LeCun menilai xAI kesulitan bersaing di barisan depan industri AI global dan menyebut keluarnya sejumlah pendiri sebagai penyebab utama masalah internal perusahaan.

“Sejujurnya, xAI semacam gagal karena tim pendirinya telah pergi. Elon kini berada dalam posisi yang sangat sulit untuk merekrut talenta terbaik di bidang AI karena rekam jejak perilakunya terhadap tim sebelumnya,” kata LeCun.

LeCun, yang pernah menjabat Kepala Ilmuwan AI di Meta, juga menyebut bahwa Musk terpaksa menyewakan infrastruktur pusat data raksasa miliknya, termasuk fasilitas seperti Colossus 1 dan Colossus 2 di Memphis, kepada pihak lain untuk membantu menutup biaya operasional yang besar.

Peringatan Mengenai Risiko Industri

Selain mengkritik xAI, LeCun memperingatkan kondisi keuangan di sektor AI secara umum.

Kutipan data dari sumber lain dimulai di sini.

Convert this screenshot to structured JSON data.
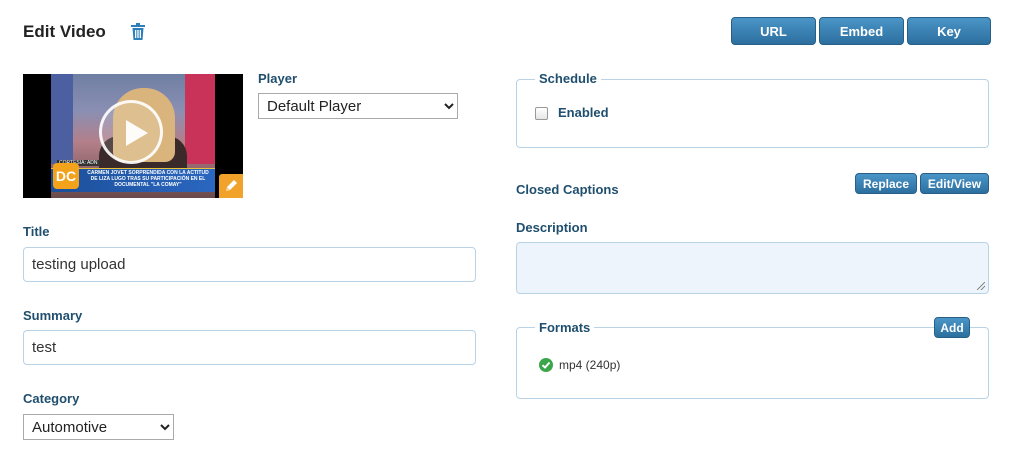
{
  "header": {
    "title": "Edit Video",
    "buttons": {
      "url": "URL",
      "embed": "Embed",
      "key": "Key"
    }
  },
  "thumbnail": {
    "logo_text": "DC",
    "courtesy": "CORTESIA: ADN",
    "caption": "CARMEN JOVET SORPRENDIDA CON LA ACTITUD DE LIZA LUGO TRAS SU PARTICIPACIÓN EN EL DOCUMENTAL \"LA COMAY\""
  },
  "player": {
    "label": "Player",
    "selected": "Default Player",
    "options": [
      "Default Player"
    ]
  },
  "title_field": {
    "label": "Title",
    "value": "testing upload"
  },
  "summary_field": {
    "label": "Summary",
    "value": "test"
  },
  "category": {
    "label": "Category",
    "selected": "Automotive",
    "options": [
      "Automotive"
    ]
  },
  "schedule": {
    "legend": "Schedule",
    "enabled_label": "Enabled",
    "enabled": false
  },
  "closed_captions": {
    "label": "Closed Captions",
    "replace_label": "Replace",
    "editview_label": "Edit/View"
  },
  "description": {
    "label": "Description",
    "value": ""
  },
  "formats": {
    "legend": "Formats",
    "add_label": "Add",
    "items": [
      {
        "name": "mp4 (240p)",
        "status": "ok"
      }
    ]
  },
  "colors": {
    "accent": "#2c6f9f",
    "label": "#1f4e6e",
    "success": "#3aa54a",
    "edit_badge": "#f0a22a"
  }
}
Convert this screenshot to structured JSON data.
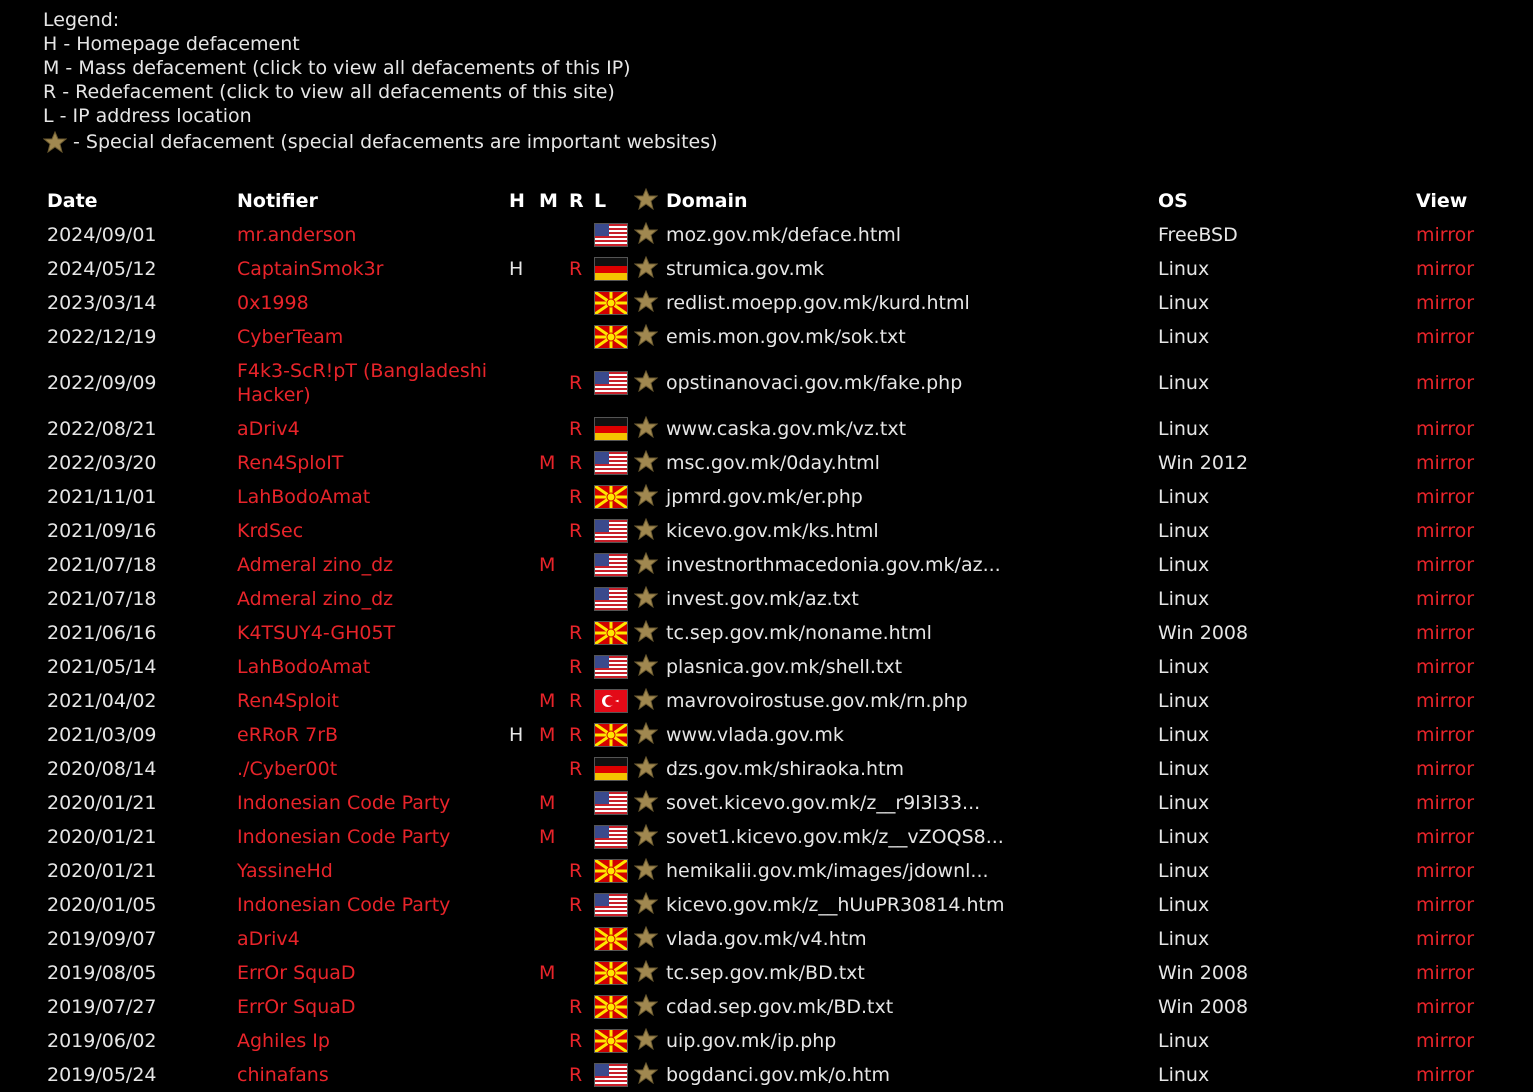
{
  "legend": {
    "title": "Legend:",
    "h": "H - Homepage defacement",
    "m": "M - Mass defacement (click to view all defacements of this IP)",
    "r": "R - Redefacement (click to view all defacements of this site)",
    "l": "L - IP address location",
    "special": "- Special defacement (special defacements are important websites)"
  },
  "columns": {
    "date": "Date",
    "notifier": "Notifier",
    "h": "H",
    "m": "M",
    "r": "R",
    "l": "L",
    "domain": "Domain",
    "os": "OS",
    "view": "View"
  },
  "rows": [
    {
      "date": "2024/09/01",
      "notifier": "mr.anderson",
      "h": "",
      "m": "",
      "r": "",
      "flag": "us",
      "domain": "moz.gov.mk/deface.html",
      "os": "FreeBSD",
      "view": "mirror"
    },
    {
      "date": "2024/05/12",
      "notifier": "CaptainSmok3r",
      "h": "H",
      "m": "",
      "r": "R",
      "flag": "de",
      "domain": "strumica.gov.mk",
      "os": "Linux",
      "view": "mirror"
    },
    {
      "date": "2023/03/14",
      "notifier": "0x1998",
      "h": "",
      "m": "",
      "r": "",
      "flag": "mk",
      "domain": "redlist.moepp.gov.mk/kurd.html",
      "os": "Linux",
      "view": "mirror"
    },
    {
      "date": "2022/12/19",
      "notifier": "CyberTeam",
      "h": "",
      "m": "",
      "r": "",
      "flag": "mk",
      "domain": "emis.mon.gov.mk/sok.txt",
      "os": "Linux",
      "view": "mirror"
    },
    {
      "date": "2022/09/09",
      "notifier": "F4k3-ScR!pT (Bangladeshi Hacker)",
      "h": "",
      "m": "",
      "r": "R",
      "flag": "us",
      "domain": "opstinanovaci.gov.mk/fake.php",
      "os": "Linux",
      "view": "mirror",
      "tall": true
    },
    {
      "date": "2022/08/21",
      "notifier": "aDriv4",
      "h": "",
      "m": "",
      "r": "R",
      "flag": "de",
      "domain": "www.caska.gov.mk/vz.txt",
      "os": "Linux",
      "view": "mirror"
    },
    {
      "date": "2022/03/20",
      "notifier": "Ren4SploIT",
      "h": "",
      "m": "M",
      "r": "R",
      "flag": "us",
      "domain": "msc.gov.mk/0day.html",
      "os": "Win 2012",
      "view": "mirror"
    },
    {
      "date": "2021/11/01",
      "notifier": "LahBodoAmat",
      "h": "",
      "m": "",
      "r": "R",
      "flag": "mk",
      "domain": "jpmrd.gov.mk/er.php",
      "os": "Linux",
      "view": "mirror"
    },
    {
      "date": "2021/09/16",
      "notifier": "KrdSec",
      "h": "",
      "m": "",
      "r": "R",
      "flag": "us",
      "domain": "kicevo.gov.mk/ks.html",
      "os": "Linux",
      "view": "mirror"
    },
    {
      "date": "2021/07/18",
      "notifier": "Admeral zino_dz",
      "h": "",
      "m": "M",
      "r": "",
      "flag": "us",
      "domain": "investnorthmacedonia.gov.mk/az...",
      "os": "Linux",
      "view": "mirror"
    },
    {
      "date": "2021/07/18",
      "notifier": "Admeral zino_dz",
      "h": "",
      "m": "",
      "r": "",
      "flag": "us",
      "domain": "invest.gov.mk/az.txt",
      "os": "Linux",
      "view": "mirror"
    },
    {
      "date": "2021/06/16",
      "notifier": "K4TSUY4-GH05T",
      "h": "",
      "m": "",
      "r": "R",
      "flag": "mk",
      "domain": "tc.sep.gov.mk/noname.html",
      "os": "Win 2008",
      "view": "mirror"
    },
    {
      "date": "2021/05/14",
      "notifier": "LahBodoAmat",
      "h": "",
      "m": "",
      "r": "R",
      "flag": "us",
      "domain": "plasnica.gov.mk/shell.txt",
      "os": "Linux",
      "view": "mirror"
    },
    {
      "date": "2021/04/02",
      "notifier": "Ren4Sploit",
      "h": "",
      "m": "M",
      "r": "R",
      "flag": "tr",
      "domain": "mavrovoirostuse.gov.mk/rn.php",
      "os": "Linux",
      "view": "mirror"
    },
    {
      "date": "2021/03/09",
      "notifier": "eRRoR 7rB",
      "h": "H",
      "m": "M",
      "r": "R",
      "flag": "mk",
      "domain": "www.vlada.gov.mk",
      "os": "Linux",
      "view": "mirror"
    },
    {
      "date": "2020/08/14",
      "notifier": "./Cyber00t",
      "h": "",
      "m": "",
      "r": "R",
      "flag": "de",
      "domain": "dzs.gov.mk/shiraoka.htm",
      "os": "Linux",
      "view": "mirror"
    },
    {
      "date": "2020/01/21",
      "notifier": "Indonesian Code Party",
      "h": "",
      "m": "M",
      "r": "",
      "flag": "us",
      "domain": "sovet.kicevo.gov.mk/z__r9l3l33...",
      "os": "Linux",
      "view": "mirror"
    },
    {
      "date": "2020/01/21",
      "notifier": "Indonesian Code Party",
      "h": "",
      "m": "M",
      "r": "",
      "flag": "us",
      "domain": "sovet1.kicevo.gov.mk/z__vZOQS8...",
      "os": "Linux",
      "view": "mirror"
    },
    {
      "date": "2020/01/21",
      "notifier": "YassineHd",
      "h": "",
      "m": "",
      "r": "R",
      "flag": "mk",
      "domain": "hemikalii.gov.mk/images/jdownl...",
      "os": "Linux",
      "view": "mirror"
    },
    {
      "date": "2020/01/05",
      "notifier": "Indonesian Code Party",
      "h": "",
      "m": "",
      "r": "R",
      "flag": "us",
      "domain": "kicevo.gov.mk/z__hUuPR30814.htm",
      "os": "Linux",
      "view": "mirror"
    },
    {
      "date": "2019/09/07",
      "notifier": "aDriv4",
      "h": "",
      "m": "",
      "r": "",
      "flag": "mk",
      "domain": "vlada.gov.mk/v4.htm",
      "os": "Linux",
      "view": "mirror"
    },
    {
      "date": "2019/08/05",
      "notifier": "ErrOr SquaD",
      "h": "",
      "m": "M",
      "r": "",
      "flag": "mk",
      "domain": "tc.sep.gov.mk/BD.txt",
      "os": "Win 2008",
      "view": "mirror"
    },
    {
      "date": "2019/07/27",
      "notifier": "ErrOr SquaD",
      "h": "",
      "m": "",
      "r": "R",
      "flag": "mk",
      "domain": "cdad.sep.gov.mk/BD.txt",
      "os": "Win 2008",
      "view": "mirror"
    },
    {
      "date": "2019/06/02",
      "notifier": "Aghiles Ip",
      "h": "",
      "m": "",
      "r": "R",
      "flag": "mk",
      "domain": "uip.gov.mk/ip.php",
      "os": "Linux",
      "view": "mirror"
    },
    {
      "date": "2019/05/24",
      "notifier": "chinafans",
      "h": "",
      "m": "",
      "r": "R",
      "flag": "us",
      "domain": "bogdanci.gov.mk/o.htm",
      "os": "Linux",
      "view": "mirror"
    }
  ],
  "colors": {
    "background": "#000000",
    "text": "#e6e6e6",
    "link": "#e8242a"
  }
}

Ia menyoroti tingginya pengeluaran untuk pengembangan teknologi yang belum diimbangi pendapatan yang memadai.

LeCun memperingatkan kemungkinan terjadinya “ledakan gelembung besar” jika perusahaan terus membiayai layanan AI terutama melalui modal investor tanpa arus pemasukan yang sepadan.

“Mereka harus menaikkan harga atau memangkas biaya secara drastis, jika tidak, ledakan gelembung besar akan terjadi,” ujar LeCun.

Preferensi Teknologi: World Models

Dalam pandangannya tentang arah pengembangan AI, LeCun konsisten mendukung konsep world models dibandingkan hanya mengandalkan Large Language Models (LLM) yang menjadi dasar banyak produk saat ini.

Ia berargumen bahwa LLM memiliki keterbatasan dalam memahami sebab-akibat dunia nyata, sehingga sistem AI yang andal ke depan perlu berbasis pemahaman bagaimana dunia bekerja, bukan sekadar memprediksi pola bahasa.

Ketegangan Personal dan Kekhawatiran Bisnis

Kritik LeCun menambah daftar perseteruan antara dirinya dan Elon Musk yang terjadi dalam beberapa tahun terakhir. Keduanya kerap bersilang pendapat mengenai arah perkembangan teknologi AI.

Di sisi lain, isu keberlanjutan model bisnis AI menjadi perhatian di Silicon Valley. CEO OpenAI, Sam Altman, baru-baru ini mengakui bahwa biaya operasional sistem AI merupakan tantangan besar, yang memunculkan keraguan investor terkait profitabilitas jangka panjang investasi besar di sektor ini.

Isu-isu tersebut mempertegas perdebatan tentang bagaimana industri AI harus menyeimbangkan dorongan inovasi dengan tekanan ekonomi agar model bisnis tetap berkelanjutan.